Текст книги "День второй"


Автор книги: Илья Эренбург



сообщить о нарушении

Текущая страница: 7 (всего у книги 18 страниц)

«Сегодня, в итоге некоторых событий, выяснилось, что я осужден. Началось все с разговора о каком-то поэте-рабфаковце. Тема сама по себе незначительная. Но она послужила проверкой многого. Если Ирина после этого разговора не прогнала меня, но даже сказала о своем счастье, это доказывает, что любовь лежит в ином плане. Конечно, Ирина живет чувством. Я старше ее, и я обязан думать за нас обоих. Разговор о рабфаковце принимает первостепенное значение. То, что мне рассказала Ирина, действительно трогательно и даже глубоко. Я ей ответил чересчур резко. Возможно, что это от ревности: меня обидело, что такой рабфаковец мог ее взволновать чуть ли не до слез. Но дело не в тоне. От главного я не отрекаюсь: я глубоко безразличен к такой жизни. Что для меня этот Сенька? Нечто вроде Рожкова, который сейчас лежит рядом со мной. Разве я могу поручиться, что Рожков не пишет стихов? Отнюдь нет. Это вовсе не звери. Это люди. Но это люди иного класса, а следовательно, иного душевного возраста. В чем я их упрекаю? Только в том, что они младенцы. Официально им двадцать лет, и они «строители новой жизни». По моим соображениям, им от трех до семи лет, и они учатся грамоте. Это не мои сверстники, и мне с ними нечего делать.

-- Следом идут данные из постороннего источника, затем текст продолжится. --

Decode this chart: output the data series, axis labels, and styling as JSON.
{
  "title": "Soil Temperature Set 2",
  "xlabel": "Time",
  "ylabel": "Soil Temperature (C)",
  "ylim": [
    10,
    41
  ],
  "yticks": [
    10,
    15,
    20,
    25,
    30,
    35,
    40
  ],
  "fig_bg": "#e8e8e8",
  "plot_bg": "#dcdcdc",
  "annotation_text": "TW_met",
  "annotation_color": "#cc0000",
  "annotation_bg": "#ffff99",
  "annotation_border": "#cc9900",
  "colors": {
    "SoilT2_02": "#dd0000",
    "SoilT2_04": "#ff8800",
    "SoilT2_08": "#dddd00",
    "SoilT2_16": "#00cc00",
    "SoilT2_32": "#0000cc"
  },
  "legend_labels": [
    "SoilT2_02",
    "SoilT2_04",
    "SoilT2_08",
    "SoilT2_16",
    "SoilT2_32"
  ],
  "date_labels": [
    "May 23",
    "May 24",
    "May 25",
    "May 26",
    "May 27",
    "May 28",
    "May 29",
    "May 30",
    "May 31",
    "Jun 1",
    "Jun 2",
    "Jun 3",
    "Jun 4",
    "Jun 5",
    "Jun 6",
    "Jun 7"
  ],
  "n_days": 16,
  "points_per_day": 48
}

Тетка говорила, что отец тоже не мог ни с кем ужиться. Он все время ругал губернатора, чиновников, купцов и пр. Но он жил среди подобных себе. Он был несколько честней их и поэтому возмущался несправедливостью. Он мог работать. Он мог не соглашаться и спорить – ему было с кем спорить. Я работал на заводе. Учусь. Буду, наверно, честным спецом. Но все это навязано мне извне. Сердцем я никак не участвую в окружающей меня жизни. Искренне я пишу только дневник.

Живи я сто лет тому назад, я был бы вполне на месте. Я тоже презирал бы людей. Но это были бы существа моей породы. Нельзя презирать пчел или дождь. Притом я не имею никаких прав на презрение. Будь у меня поэтический талант или хотя бы воля, достаточная, чтобы совершить какой-нибудь безрассудный поступок, я был бы вправе презирать всех этих Рожковых. Но, видно, я заурядный человек. По классовому инстинкту или по крови, или, наконец, по складу ума я привязался к культуре погибающей. Значит, для стройки я непригоден. В горном деле это, кажется, называется «пустой породой». Она не стоит разработки. Конечно, в иную эпоху человек мог любоваться горными вершинами, не думая, выйдет ли из этого ландшафта хороший чугун. Лермонтов на Кавказе отыскал не руду, но демона. Что же, для всего свое время! Владимир Сафонов осужден историей, как несвоевременный феномен. Ему остается ждать другого суда, менее эффектного. Во всяком случае, впереди у меня мрак. Отсюда прямой вывод: я не имею права губить Ирину.

Я говорю не о моральном праве. Какой-нибудь Рожков верит в пролетарскую мораль (причем эта мораль меняется в зависимости от последнего съезда). Профессор Шологин ходит в церковь из протеста: он считает, что революция поставила у власти хамов, что хамы отобрали у него дом и что поэтому он должен класть поклоны перед каким-то плюгавым попиком. Нечто вроде тунгусов! Я понимаю, что мораль христианства по-своему высока. Но для меня это такой же вздор, как телефонный справочник за 1916 год. Говорят, что профессор Шологин бережет этот справочник и читает его, как Евангелие. Однако по старым номерам никого не вызовешь: ни культуру, ни господа-бога, ни городового.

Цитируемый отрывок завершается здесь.